As of April 8, 2026 (Wednesday), international oil prices are experiencing extremely volatile rollercoaster swings. Due to sudden geopolitical developments, market sentiment is rapidly shifting between "supply disruption panic" and "ceasefire expectations," resulting in rare and significant price fluctuations.



📉 Today's (April 8) Key Market Highlights

Instrument Latest/Closing Price Intraday Change Status Key Levels
WTI Crude Oil ( WTI ) Approximately $101.9 per barrel -9.78% ( Plunge ) Significant decline, sharp volatility during the day, briefly dropping below $100
Brent Crude Oil Approximately $104.7 per barrel -5% to -7% Significant decline, intraday high near $119

💡 Quick Analysis:

Today’s oil prices show a "surge then sudden crash" pattern. Early in the session, prices rose due to tensions in the Middle East (Strait of Hormuz risk), but soon after, signals from U.S. President Trump indicating "approval to pause Iran bombings" caused risk sentiment to quickly retreat, leading to a sharp drop in oil prices.

🧭 In-Depth Trend Analysis

1. Recent Trend Characteristics: Sharp Rise and Fall

* March - Early April: Driven by escalating US-Israel-Iran conflicts and disruptions in Strait of Hormuz navigation, oil prices surged over 60%, with Brent briefly surpassing $140.
* Turning Point: The crash on April 8 signals the market is beginning to price in "conflict easing" expectations, but overall volatility remains high, with daily swings exceeding 10%.

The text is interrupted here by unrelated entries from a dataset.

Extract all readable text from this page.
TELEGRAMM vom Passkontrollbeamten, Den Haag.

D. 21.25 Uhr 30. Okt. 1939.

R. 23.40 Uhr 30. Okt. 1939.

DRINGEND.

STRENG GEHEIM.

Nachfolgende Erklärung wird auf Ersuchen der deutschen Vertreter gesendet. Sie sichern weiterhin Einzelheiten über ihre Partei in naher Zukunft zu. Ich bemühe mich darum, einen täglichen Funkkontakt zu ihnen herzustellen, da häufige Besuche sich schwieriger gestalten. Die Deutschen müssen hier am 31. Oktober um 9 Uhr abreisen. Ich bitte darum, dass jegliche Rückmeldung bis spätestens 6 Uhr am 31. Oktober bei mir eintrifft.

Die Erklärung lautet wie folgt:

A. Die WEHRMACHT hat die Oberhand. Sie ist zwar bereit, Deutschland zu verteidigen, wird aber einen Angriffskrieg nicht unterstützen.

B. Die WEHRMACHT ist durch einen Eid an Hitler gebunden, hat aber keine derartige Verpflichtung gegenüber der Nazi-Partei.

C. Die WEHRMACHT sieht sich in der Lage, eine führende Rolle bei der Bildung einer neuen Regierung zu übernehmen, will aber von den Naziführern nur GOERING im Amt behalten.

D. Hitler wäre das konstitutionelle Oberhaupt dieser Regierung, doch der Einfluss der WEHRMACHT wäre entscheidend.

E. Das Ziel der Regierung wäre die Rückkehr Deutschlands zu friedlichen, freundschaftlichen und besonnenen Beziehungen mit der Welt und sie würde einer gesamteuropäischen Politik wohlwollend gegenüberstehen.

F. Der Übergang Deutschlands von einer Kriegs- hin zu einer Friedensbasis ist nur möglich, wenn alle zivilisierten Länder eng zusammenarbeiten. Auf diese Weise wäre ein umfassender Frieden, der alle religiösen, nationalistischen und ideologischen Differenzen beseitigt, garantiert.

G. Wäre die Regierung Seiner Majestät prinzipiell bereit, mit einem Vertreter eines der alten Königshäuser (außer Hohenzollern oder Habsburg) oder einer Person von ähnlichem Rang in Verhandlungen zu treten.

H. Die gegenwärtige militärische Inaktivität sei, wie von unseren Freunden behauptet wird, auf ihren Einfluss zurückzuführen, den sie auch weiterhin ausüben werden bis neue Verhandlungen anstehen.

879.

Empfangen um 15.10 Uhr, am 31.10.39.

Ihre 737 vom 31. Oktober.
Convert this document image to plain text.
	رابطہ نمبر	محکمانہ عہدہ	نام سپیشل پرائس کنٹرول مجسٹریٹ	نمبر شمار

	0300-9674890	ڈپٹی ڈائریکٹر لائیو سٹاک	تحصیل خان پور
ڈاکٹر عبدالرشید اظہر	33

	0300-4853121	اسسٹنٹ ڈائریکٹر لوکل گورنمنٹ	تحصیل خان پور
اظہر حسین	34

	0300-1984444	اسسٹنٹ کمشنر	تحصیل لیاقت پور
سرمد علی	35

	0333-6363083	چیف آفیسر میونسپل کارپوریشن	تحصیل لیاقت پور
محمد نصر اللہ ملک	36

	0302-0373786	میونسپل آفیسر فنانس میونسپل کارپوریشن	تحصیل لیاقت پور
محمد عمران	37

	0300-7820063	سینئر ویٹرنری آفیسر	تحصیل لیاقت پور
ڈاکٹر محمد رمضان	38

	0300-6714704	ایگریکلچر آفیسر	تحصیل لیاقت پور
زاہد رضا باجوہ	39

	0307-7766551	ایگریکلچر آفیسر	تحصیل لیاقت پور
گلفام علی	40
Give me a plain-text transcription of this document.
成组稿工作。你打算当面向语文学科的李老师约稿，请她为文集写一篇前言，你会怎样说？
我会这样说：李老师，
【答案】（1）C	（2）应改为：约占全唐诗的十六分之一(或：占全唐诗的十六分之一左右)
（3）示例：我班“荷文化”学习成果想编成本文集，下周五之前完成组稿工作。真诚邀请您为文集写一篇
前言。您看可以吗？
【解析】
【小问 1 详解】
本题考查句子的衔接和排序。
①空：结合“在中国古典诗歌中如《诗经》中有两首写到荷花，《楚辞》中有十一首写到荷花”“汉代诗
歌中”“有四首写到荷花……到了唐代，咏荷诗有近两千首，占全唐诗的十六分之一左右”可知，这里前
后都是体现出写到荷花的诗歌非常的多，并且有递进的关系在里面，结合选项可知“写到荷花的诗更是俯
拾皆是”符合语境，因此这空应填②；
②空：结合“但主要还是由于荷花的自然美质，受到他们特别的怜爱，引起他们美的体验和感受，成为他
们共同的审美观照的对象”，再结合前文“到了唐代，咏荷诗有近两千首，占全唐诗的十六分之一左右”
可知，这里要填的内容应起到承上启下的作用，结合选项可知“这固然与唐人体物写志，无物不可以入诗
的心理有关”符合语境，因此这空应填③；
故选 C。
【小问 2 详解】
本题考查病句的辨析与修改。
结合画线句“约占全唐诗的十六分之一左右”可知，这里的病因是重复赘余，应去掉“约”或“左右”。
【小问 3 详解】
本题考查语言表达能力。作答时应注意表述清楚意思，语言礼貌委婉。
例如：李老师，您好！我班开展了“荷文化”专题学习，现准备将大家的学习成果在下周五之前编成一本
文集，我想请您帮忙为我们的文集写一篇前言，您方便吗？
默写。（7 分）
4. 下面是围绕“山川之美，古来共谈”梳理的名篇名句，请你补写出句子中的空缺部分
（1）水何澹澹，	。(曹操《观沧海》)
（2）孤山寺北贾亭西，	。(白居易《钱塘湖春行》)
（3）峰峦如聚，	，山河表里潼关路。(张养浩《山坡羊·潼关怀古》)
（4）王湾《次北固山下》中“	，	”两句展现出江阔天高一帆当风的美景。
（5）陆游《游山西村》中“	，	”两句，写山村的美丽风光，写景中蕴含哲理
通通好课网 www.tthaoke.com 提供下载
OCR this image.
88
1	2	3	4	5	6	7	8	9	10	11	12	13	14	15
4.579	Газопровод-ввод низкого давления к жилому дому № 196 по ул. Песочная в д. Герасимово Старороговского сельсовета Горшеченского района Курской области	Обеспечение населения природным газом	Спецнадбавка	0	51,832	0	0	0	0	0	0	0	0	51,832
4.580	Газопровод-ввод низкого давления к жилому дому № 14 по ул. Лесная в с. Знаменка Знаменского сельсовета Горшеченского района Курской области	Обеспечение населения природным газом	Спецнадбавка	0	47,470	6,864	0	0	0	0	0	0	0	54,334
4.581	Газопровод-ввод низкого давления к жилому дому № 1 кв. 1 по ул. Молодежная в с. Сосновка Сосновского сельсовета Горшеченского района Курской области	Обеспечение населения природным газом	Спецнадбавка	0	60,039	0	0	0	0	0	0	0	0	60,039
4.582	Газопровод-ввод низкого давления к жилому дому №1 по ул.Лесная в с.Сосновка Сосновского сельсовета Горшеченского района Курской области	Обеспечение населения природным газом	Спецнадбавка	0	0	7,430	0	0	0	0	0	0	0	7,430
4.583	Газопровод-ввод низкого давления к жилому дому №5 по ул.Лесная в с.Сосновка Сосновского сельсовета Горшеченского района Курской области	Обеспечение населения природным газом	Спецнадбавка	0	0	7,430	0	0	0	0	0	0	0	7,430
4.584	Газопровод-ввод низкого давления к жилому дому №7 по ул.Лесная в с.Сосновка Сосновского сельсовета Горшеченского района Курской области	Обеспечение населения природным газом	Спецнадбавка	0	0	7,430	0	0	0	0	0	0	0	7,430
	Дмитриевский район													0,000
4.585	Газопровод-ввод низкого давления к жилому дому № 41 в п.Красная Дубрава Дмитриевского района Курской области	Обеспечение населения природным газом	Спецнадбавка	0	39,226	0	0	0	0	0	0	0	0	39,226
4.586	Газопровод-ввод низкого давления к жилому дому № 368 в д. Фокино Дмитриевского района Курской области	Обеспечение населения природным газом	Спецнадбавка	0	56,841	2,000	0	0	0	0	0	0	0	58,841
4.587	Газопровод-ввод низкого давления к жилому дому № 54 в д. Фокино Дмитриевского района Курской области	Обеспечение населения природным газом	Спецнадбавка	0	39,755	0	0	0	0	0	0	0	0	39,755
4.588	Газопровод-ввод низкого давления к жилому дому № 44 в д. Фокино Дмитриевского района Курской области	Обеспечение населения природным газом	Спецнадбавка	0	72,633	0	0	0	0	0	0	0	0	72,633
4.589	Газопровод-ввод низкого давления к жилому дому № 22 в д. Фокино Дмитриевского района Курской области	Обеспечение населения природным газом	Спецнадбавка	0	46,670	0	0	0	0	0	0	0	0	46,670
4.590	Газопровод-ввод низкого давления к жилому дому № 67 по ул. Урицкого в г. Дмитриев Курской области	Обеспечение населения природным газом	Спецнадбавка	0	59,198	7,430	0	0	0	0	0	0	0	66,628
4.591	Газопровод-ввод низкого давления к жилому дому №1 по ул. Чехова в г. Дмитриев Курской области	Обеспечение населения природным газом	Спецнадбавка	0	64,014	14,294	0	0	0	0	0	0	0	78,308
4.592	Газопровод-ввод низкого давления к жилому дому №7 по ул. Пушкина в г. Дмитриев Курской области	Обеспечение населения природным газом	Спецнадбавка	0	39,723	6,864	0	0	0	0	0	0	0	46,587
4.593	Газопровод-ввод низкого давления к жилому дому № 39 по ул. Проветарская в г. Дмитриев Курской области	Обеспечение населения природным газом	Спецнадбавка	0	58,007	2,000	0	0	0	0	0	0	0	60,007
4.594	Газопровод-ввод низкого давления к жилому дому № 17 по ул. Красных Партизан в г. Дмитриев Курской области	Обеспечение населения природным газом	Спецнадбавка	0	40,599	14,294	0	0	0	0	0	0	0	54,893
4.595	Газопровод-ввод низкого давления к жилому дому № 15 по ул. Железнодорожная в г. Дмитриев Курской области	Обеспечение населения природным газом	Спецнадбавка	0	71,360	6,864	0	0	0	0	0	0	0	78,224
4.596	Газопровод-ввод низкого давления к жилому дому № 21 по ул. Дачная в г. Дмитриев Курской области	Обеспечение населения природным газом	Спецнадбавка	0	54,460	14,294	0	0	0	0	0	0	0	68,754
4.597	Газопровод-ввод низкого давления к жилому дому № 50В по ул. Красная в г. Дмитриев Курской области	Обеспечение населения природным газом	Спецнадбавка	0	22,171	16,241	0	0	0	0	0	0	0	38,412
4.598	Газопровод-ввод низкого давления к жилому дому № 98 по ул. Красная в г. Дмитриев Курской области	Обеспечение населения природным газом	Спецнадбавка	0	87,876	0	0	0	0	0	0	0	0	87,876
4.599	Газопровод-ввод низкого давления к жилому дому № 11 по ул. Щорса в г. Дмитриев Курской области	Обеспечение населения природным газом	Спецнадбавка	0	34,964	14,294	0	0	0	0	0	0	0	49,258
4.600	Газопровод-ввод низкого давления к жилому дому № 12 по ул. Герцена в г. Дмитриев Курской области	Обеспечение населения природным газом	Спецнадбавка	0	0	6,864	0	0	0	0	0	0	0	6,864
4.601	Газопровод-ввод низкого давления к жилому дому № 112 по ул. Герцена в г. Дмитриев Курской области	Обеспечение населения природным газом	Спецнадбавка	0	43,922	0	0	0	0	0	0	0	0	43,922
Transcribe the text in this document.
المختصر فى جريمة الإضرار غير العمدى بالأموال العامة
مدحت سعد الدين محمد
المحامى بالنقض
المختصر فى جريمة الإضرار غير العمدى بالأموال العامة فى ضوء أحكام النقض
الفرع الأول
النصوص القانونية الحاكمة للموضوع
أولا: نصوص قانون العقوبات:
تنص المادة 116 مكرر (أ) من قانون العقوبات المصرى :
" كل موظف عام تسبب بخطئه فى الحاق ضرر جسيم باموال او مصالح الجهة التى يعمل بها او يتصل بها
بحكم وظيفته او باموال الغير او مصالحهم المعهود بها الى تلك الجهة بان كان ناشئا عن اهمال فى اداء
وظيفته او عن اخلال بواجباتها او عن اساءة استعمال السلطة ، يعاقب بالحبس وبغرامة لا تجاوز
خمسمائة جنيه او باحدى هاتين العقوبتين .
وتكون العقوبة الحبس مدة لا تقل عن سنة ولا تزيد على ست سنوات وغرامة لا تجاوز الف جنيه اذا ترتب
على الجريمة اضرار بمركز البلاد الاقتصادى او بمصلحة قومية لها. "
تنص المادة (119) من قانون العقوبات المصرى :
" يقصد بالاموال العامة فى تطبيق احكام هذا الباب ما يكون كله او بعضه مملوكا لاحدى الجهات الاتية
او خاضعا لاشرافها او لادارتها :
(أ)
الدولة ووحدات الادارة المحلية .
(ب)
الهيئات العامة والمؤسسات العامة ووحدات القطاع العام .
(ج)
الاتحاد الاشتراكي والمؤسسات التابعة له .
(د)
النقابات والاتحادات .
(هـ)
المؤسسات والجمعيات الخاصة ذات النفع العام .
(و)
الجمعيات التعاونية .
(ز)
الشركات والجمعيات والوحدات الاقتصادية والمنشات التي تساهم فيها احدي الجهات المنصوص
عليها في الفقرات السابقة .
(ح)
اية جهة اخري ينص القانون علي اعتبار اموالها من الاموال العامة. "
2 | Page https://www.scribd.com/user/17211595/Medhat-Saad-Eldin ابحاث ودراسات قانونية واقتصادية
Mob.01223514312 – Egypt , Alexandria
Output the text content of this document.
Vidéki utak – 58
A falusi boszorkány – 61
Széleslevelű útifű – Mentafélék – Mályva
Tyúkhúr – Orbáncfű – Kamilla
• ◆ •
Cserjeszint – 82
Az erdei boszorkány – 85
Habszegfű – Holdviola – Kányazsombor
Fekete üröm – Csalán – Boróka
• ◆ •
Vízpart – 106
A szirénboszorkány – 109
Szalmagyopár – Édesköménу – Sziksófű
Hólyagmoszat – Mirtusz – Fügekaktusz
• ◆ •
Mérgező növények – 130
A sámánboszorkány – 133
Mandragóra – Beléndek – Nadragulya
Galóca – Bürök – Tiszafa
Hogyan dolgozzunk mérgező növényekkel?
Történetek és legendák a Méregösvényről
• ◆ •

2. Core Driving Logic (Future Outlook)

* Geopolitical Factors (Main Driver): The key is the status of the Strait of Hormuz. If this critical passage remains closed (currently traffic down 95%), supply shortages will support high oil prices; any progress in negotiations could trigger sharp declines.
* Supply and Demand Fundamentals: OPEC+ maintains production cuts, combined with approximately 7.5 million barrels/day of Middle Eastern output disruptions, leading to a tight fundamental outlook.
* Market Sentiment: Currently a classic "news-driven market," highly sensitive to ceasefire or escalation rumors. Caution is advised against chasing rallies or panicking on dips.

3. Institutional Views

* Bullish Risks: Institutions like JPMorgan and Goldman Sachs warn that if the Strait remains closed, oil prices could spike to $150 or higher.
* High-Level Volatility: EIA expects energy prices to stay elevated for most of this year, with a return to pre-conflict production levels possibly not until late 2026.